Shopper Marketing Insights are essential to understand and prioritize opportunities with shoppers.

But, what is a shopper insight?

A shopper insight isn’t that different than other insights. Except it looks at the brand or business from a shopper’s perspective. Understanding what shoppers do – and, more importantly, why shoppers do what they do – is key to creating better shopper marketing.

It’s important to get underneath shopper behavior to understand why shoppers make decisions. 

This is key to better understand how to influence decisions.

Getting to Better Marketing Insights

There are a few key questions to help define opportunities with shoppers:

Are they buying the category?

What and how much do they buy? How often?

How price elastic are they?

How loyal are they to a channel, retailer or brand?

Are you capturing your fair share of their category needs?

Who are they buying for?

How do they evaluate their purchases?

These questions help brands understand what’s happening in the market.
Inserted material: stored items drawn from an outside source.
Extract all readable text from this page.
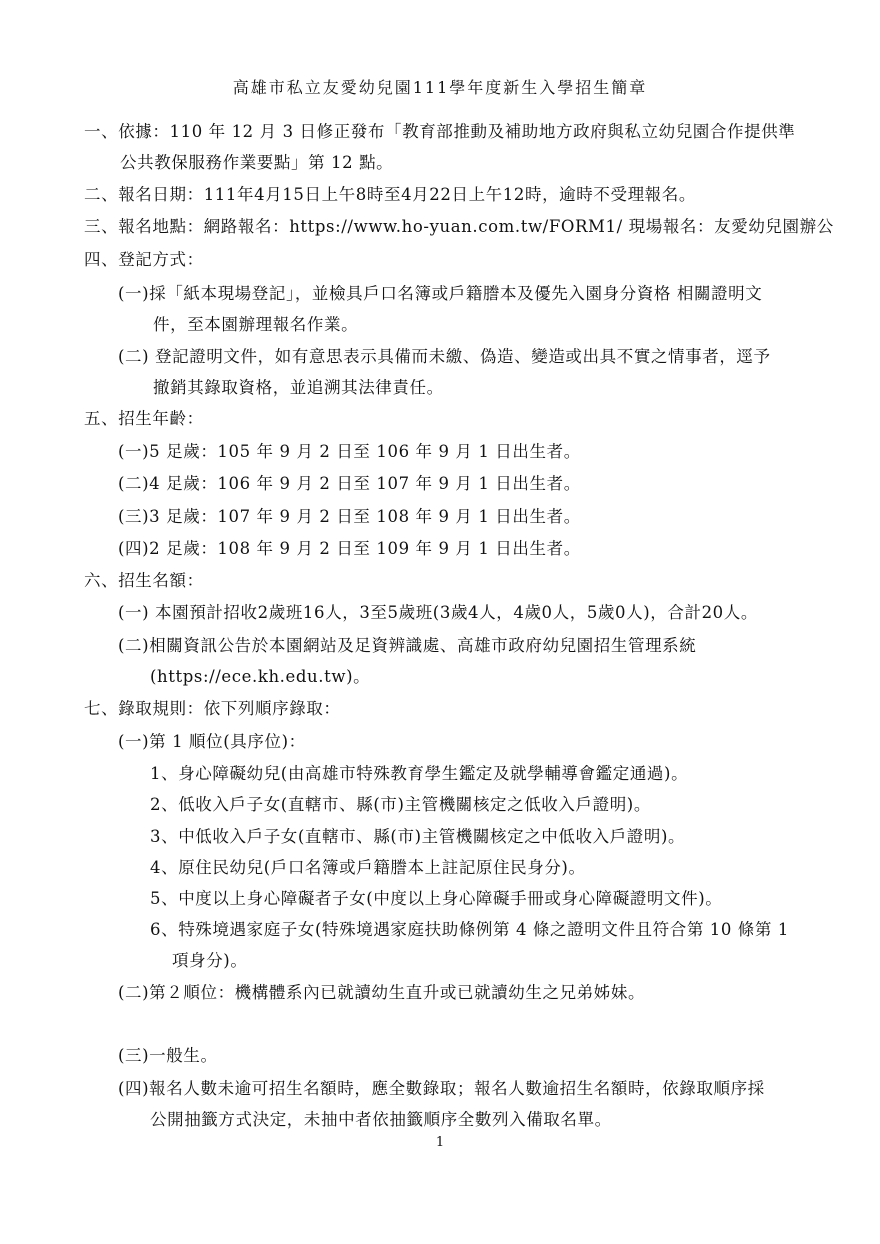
高雄市私立友愛幼兒園111學年度新生入學招生簡章
一、依據：110 年 12 月 3 日修正發布「教育部推動及補助地方政府與私立幼兒園合作提供準
公共教保服務作業要點」第 12 點。
二、報名日期：111年4月15日上午8時至4月22日上午12時，逾時不受理報名。
三、報名地點：網路報名：https://www.ho-yuan.com.tw/FORM1/ 現場報名：友愛幼兒園辦公
四、登記方式：
(一)採「紙本現場登記」，並檢具戶口名簿或戶籍謄本及優先入園身分資格 相關證明文
件，至本園辦理報名作業。
(二) 登記證明文件，如有意思表示具備而未繳、偽造、變造或出具不實之情事者，逕予
撤銷其錄取資格，並追溯其法律責任。
五、招生年齡：
(一)5 足歲：105 年 9 月 2 日至 106 年 9 月 1 日出生者。
(二)4 足歲：106 年 9 月 2 日至 107 年 9 月 1 日出生者。
(三)3 足歲：107 年 9 月 2 日至 108 年 9 月 1 日出生者。
(四)2 足歲：108 年 9 月 2 日至 109 年 9 月 1 日出生者。
六、招生名額：
(一) 本園預計招收2歲班16人，3至5歲班(3歲4人，4歲0人，5歲0人)，合計20人。
(二)相關資訊公告於本園網站及足資辨識處、高雄市政府幼兒園招生管理系統
(https://ece.kh.edu.tw)。
七、錄取規則：依下列順序錄取：
(一)第 1 順位(具序位)：
1、身心障礙幼兒(由高雄市特殊教育學生鑑定及就學輔導會鑑定通過)。
2、低收入戶子女(直轄市、縣(市)主管機關核定之低收入戶證明)。
3、中低收入戶子女(直轄市、縣(市)主管機關核定之中低收入戶證明)。
4、原住民幼兒(戶口名簿或戶籍謄本上註記原住民身分)。
5、中度以上身心障礙者子女(中度以上身心障礙手冊或身心障礙證明文件)。
6、特殊境遇家庭子女(特殊境遇家庭扶助條例第 4 條之證明文件且符合第 10 條第 1
項身分)。
(二)第２順位：機構體系內已就讀幼生直升或已就讀幼生之兄弟姊妹。
(三)一般生。
(四)報名人數未逾可招生名額時，應全數錄取；報名人數逾招生名額時，依錄取順序採
公開抽籤方式決定，未抽中者依抽籤順序全數列入備取名單。
1
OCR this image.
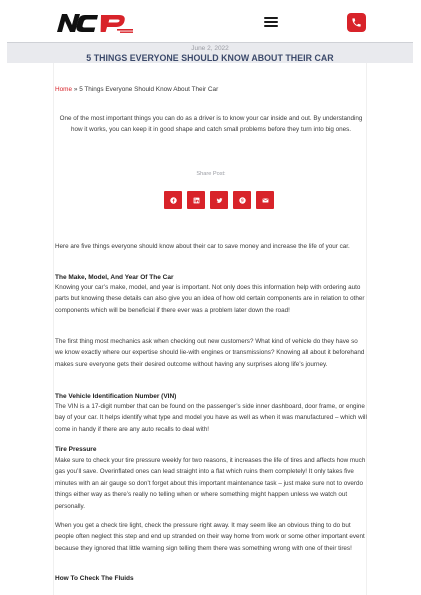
June 2, 2022
5 THINGS EVERYONE SHOULD KNOW ABOUT THEIR CAR
Home » 5 Things Everyone Should Know About Their Car
One of the most important things you can do as a driver is to know your car inside and out. By understanding how it works, you can keep it in good shape and catch small problems before they turn into big ones.
Share Post:
Here are five things everyone should know about their car to save money and increase the life of your car.
The Make, Model, And Year Of The Car
Knowing your car’s make, model, and year is important. Not only does this information help with ordering auto parts but knowing these details can also give you an idea of how old certain components are in relation to other components which will be beneficial if there ever was a problem later down the road!
The first thing most mechanics ask when checking out new customers? What kind of vehicle do they have so we know exactly where our expertise should lie-with engines or transmissions? Knowing all about it beforehand makes sure everyone gets their desired outcome without having any surprises along life’s journey.
The Vehicle Identification Number (VIN)
The VIN is a 17-digit number that can be found on the passenger’s side inner dashboard, door frame, or engine bay of your car. It helps identify what type and model you have as well as when it was manufactured – which will come in handy if there are any auto recalls to deal with!
Tire Pressure
Make sure to check your tire pressure weekly for two reasons, it increases the life of tires and affects how much gas you’ll save. Overinflated ones can lead straight into a flat which ruins them completely! It only takes five minutes with an air gauge so don’t forget about this important maintenance task – just make sure not to overdo things either way as there’s really no telling when or where something might happen unless we watch out personally.
When you get a check tire light, check the pressure right away. It may seem like an obvious thing to do but people often neglect this step and end up stranded on their way home from work or some other important event because they ignored that little warning sign telling them there was something wrong with one of their tires!
How To Check The Fluids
Through a combination of purchase level data and multiple research methods all these answers can be found.

This serves up the data – or the “What”.

DATA RICH, INSIGHT POOR

Many organizations have lots of data to understand their business performance. But most don’t pay enought attention into ‘why’. Better marketing insights are needed. Missing the ‘why’ leads to wrong business decisions.

Take these two examples for a snack brand with declining sales over the past two quarters:

  • Scenario 1: The brand finds shoppers at two key West Coast retailers have exited the franchise. Based on this initial analysis, budget is directed to the two retailers for incremental activation. More budget is spent on over-the-top media to shore up the West Coast business.
  • Scenario 2: The brand finds shoppers at two key West Coast retailers have exited the franchise. The brand manager was inquisitive and dug deeper to find out ‘why’. In California there was a social media campaign to boycott one of the key retailers for the brand which has caused shoppers ages 20-30 to leave the franchise. In the Pacific Northeast, a new local snack brand has been selling well despite the fact they are sold exclusively off displays versus the snack shelf.

It’s an overly simplified example for sure. It does illustrate that what might at first seem like a good decision may not hold up after a little more digging. A more targeted approach, and less expensive one, is often required.

Why, Why, Why

Better marketing insights require deeper analysis.

To get to a valuable insight, marketers need to ask “why” – and keep asking – until there’s a deeper answer. For shoppers, this gets underneath demographics, purchase data, and other foundational data to create better marketing insights.

Insights that are created and deliver the Shopper Perspective.

These insights must be actionable versus a simple statement of facts. Better marketing insights should address the motivation, behavior or usage occasions. Better yet, they should address all of the above in a way that gets to a deeper understanding.

We suggest asking “Why” at least 5-7 times.

Why? Because your brand – and shoppers – demand it!